Having disposed of the objections to an independent supreme court he considers the propriety of constituting inferior courts and their relations between them and the supreme court.  This power allows the Federal Government to create district courts for the purpose of reducing the burden on the supreme court.  The supreme court has original jurisdiction only in cases affecting ambassadors, other public ministers and consuls, and those in which a state shall be a party.  In all other cases where the federal courts have jurisdiction the supreme court will have appellate jurisdiction and the inferior courts original jurisdiction.  A long discussion ensues concerning whether this appellate jurisdiction applies to fact as well as to law that is if facts are determined by a jury at a lower level can these facts be re-examined by the supreme court.  The discussion concludes that the appellate jurisdiction does include that of fact.  Those interested in the detailed legal arguments behind this result are referred to the original paper. 

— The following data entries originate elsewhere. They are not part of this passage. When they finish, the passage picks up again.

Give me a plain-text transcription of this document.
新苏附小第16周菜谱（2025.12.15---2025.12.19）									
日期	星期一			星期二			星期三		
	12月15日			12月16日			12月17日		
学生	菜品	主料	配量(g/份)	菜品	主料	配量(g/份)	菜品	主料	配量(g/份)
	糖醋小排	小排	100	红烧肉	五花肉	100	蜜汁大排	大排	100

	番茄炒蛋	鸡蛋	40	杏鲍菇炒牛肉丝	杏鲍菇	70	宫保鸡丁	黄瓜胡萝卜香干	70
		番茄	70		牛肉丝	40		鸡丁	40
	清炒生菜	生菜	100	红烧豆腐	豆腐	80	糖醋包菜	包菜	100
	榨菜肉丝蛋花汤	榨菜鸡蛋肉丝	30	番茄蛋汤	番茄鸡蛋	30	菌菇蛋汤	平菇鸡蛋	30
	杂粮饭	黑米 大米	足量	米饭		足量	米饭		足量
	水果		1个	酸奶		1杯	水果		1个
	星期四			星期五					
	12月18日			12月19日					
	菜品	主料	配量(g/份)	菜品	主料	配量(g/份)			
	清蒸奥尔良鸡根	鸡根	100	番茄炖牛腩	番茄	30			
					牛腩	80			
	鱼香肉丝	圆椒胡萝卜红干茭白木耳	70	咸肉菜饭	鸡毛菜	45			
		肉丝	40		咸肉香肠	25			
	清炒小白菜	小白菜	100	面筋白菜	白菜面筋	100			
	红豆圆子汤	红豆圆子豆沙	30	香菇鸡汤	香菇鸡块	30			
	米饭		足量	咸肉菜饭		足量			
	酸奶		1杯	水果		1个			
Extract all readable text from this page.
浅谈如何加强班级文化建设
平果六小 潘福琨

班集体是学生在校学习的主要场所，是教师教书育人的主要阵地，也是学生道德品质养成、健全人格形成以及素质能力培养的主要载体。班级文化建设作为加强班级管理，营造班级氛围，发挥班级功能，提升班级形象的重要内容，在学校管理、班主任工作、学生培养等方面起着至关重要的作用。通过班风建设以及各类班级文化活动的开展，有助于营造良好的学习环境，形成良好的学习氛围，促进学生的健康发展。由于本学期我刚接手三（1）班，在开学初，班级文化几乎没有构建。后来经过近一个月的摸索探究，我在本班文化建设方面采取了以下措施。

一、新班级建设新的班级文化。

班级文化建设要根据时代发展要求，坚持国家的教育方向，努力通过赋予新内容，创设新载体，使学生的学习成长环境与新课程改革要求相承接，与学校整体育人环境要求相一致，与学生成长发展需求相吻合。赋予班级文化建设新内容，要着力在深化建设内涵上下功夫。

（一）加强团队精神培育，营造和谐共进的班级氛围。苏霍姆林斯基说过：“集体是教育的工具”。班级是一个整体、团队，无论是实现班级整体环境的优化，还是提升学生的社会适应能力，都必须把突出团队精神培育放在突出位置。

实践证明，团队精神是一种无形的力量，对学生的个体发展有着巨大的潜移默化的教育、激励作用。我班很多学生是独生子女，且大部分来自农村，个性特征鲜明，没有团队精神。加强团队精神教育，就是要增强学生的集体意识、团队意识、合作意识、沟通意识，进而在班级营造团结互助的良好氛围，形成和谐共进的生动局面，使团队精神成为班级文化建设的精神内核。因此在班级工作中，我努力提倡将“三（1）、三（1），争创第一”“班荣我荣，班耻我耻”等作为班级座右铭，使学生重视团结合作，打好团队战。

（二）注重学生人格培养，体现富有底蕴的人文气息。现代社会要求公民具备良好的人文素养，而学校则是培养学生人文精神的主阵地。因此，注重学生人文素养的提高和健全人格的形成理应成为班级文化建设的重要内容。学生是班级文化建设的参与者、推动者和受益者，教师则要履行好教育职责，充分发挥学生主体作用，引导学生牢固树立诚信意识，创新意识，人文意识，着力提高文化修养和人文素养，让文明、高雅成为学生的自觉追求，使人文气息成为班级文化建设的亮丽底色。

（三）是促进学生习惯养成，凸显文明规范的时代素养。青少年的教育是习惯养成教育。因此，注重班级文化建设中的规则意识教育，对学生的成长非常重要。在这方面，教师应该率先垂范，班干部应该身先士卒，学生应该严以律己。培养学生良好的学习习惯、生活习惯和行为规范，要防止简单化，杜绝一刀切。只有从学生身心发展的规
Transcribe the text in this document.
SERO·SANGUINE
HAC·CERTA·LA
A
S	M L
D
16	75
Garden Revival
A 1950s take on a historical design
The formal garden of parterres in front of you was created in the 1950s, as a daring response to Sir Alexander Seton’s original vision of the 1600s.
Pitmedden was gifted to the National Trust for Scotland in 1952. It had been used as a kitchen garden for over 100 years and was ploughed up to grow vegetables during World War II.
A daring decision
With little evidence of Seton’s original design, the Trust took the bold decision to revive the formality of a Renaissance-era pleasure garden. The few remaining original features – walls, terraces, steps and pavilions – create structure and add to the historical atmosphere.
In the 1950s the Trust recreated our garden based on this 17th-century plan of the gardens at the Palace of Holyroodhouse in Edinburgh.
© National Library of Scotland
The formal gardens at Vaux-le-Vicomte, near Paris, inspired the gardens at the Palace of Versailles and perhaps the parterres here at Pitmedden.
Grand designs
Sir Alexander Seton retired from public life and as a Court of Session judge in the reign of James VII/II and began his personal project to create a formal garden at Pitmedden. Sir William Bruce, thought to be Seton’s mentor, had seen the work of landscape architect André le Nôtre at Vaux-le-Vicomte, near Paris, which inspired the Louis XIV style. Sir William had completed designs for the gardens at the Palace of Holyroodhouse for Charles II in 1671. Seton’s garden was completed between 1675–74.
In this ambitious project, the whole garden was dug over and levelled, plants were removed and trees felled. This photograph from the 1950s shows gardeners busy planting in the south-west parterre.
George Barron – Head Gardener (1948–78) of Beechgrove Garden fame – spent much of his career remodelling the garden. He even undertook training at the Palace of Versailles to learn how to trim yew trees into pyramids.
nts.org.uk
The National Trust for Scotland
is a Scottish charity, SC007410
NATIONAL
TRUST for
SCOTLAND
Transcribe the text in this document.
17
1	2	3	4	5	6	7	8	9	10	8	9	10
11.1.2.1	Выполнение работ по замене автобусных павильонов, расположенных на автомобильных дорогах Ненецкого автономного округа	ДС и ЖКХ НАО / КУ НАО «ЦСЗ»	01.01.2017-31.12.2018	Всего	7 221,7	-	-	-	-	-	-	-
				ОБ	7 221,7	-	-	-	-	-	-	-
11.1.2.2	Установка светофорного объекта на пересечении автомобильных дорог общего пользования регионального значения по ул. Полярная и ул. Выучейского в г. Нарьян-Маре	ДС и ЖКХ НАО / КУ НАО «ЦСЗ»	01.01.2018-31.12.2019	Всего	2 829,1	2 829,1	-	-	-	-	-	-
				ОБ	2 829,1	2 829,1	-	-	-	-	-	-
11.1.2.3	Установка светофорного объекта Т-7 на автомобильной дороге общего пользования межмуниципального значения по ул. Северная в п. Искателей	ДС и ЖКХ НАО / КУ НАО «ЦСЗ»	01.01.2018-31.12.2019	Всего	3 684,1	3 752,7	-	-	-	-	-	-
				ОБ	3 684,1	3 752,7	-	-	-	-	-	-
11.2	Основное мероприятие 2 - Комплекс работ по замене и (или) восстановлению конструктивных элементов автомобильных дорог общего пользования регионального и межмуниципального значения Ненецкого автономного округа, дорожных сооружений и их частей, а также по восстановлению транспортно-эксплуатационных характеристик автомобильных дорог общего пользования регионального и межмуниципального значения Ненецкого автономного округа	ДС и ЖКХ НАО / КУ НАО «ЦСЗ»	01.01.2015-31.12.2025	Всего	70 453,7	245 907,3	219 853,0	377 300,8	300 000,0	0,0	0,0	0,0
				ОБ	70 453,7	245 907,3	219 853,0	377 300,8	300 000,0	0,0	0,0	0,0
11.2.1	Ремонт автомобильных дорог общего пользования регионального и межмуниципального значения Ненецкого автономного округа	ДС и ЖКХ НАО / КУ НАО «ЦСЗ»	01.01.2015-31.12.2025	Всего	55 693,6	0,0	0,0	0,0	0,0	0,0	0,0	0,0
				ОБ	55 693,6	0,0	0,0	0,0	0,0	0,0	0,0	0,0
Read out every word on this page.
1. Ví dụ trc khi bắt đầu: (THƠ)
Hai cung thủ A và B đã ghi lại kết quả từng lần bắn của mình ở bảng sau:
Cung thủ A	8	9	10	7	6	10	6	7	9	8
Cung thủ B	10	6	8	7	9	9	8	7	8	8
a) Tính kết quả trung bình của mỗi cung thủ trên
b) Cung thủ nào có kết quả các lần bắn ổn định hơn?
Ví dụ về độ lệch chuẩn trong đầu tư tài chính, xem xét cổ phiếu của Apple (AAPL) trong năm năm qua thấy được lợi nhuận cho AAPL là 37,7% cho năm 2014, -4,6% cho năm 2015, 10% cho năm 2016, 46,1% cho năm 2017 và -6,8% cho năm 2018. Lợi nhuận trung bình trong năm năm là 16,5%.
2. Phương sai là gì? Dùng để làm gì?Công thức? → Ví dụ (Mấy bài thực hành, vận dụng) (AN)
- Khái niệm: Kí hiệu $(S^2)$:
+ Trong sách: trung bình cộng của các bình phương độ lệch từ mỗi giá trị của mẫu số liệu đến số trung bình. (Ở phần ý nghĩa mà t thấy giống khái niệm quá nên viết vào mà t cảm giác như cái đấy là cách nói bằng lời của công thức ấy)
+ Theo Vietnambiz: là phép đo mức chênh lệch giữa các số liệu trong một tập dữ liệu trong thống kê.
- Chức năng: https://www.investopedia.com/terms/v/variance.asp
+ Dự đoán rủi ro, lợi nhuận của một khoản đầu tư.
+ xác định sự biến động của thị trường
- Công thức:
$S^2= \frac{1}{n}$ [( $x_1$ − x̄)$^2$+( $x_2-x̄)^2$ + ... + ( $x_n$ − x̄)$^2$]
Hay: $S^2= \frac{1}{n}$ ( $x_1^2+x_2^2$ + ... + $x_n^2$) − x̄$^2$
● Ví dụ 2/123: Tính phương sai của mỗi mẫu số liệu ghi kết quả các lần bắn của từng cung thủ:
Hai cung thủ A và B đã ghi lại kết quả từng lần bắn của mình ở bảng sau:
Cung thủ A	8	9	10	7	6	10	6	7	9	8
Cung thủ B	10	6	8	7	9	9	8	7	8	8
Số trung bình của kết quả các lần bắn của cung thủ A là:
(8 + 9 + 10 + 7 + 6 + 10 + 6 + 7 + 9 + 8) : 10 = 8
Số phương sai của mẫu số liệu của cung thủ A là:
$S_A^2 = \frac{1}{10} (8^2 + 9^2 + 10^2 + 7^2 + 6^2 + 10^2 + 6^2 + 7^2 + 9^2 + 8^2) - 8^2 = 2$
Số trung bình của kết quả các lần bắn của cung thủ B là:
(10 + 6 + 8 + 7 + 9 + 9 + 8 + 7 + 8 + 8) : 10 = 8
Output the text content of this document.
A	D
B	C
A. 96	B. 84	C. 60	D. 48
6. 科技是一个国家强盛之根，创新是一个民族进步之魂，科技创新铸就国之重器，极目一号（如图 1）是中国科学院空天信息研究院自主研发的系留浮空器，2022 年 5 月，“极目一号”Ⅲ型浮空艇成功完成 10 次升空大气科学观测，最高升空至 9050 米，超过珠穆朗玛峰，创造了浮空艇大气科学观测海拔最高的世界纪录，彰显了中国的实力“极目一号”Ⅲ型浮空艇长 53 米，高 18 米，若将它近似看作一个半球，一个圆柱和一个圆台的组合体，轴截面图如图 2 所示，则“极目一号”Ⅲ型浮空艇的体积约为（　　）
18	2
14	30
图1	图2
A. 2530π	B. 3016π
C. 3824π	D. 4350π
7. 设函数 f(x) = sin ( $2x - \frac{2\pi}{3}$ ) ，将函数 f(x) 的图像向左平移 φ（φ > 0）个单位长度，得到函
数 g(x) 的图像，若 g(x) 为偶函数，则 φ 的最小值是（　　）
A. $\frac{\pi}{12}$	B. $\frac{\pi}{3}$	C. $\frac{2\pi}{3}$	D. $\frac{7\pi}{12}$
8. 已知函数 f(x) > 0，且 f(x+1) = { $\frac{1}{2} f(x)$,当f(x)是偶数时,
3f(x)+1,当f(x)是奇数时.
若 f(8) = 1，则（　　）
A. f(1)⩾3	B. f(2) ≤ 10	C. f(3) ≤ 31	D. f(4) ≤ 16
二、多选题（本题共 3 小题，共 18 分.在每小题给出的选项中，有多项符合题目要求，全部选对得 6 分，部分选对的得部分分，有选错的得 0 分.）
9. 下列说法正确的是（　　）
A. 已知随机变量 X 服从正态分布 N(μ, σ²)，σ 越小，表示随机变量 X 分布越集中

I will repeat one legal discussion concerning sovereignty.  He states it is inherent in the nature of a state's sovereignty not to be subject to the suit of an individual without its consent.  Every state has this immunity and there is nothing in the plan if adopted would divest them of paying their own debts in their own way free from every constraint.  Here is the interesting statement; “The contracts between a nation and individuals are only binding on the conscience of the sovereign and have no pretensions to a compulsive force”. This interests me because not only is he conceding that the states are sovereign but he gives them the status of a nation.  This is further confirmation to me that states were not giving up their sovereignty to adopt the Constitution and that they were considered by themselves and others as free and independent nations as also indicated in the Declaration of Independence.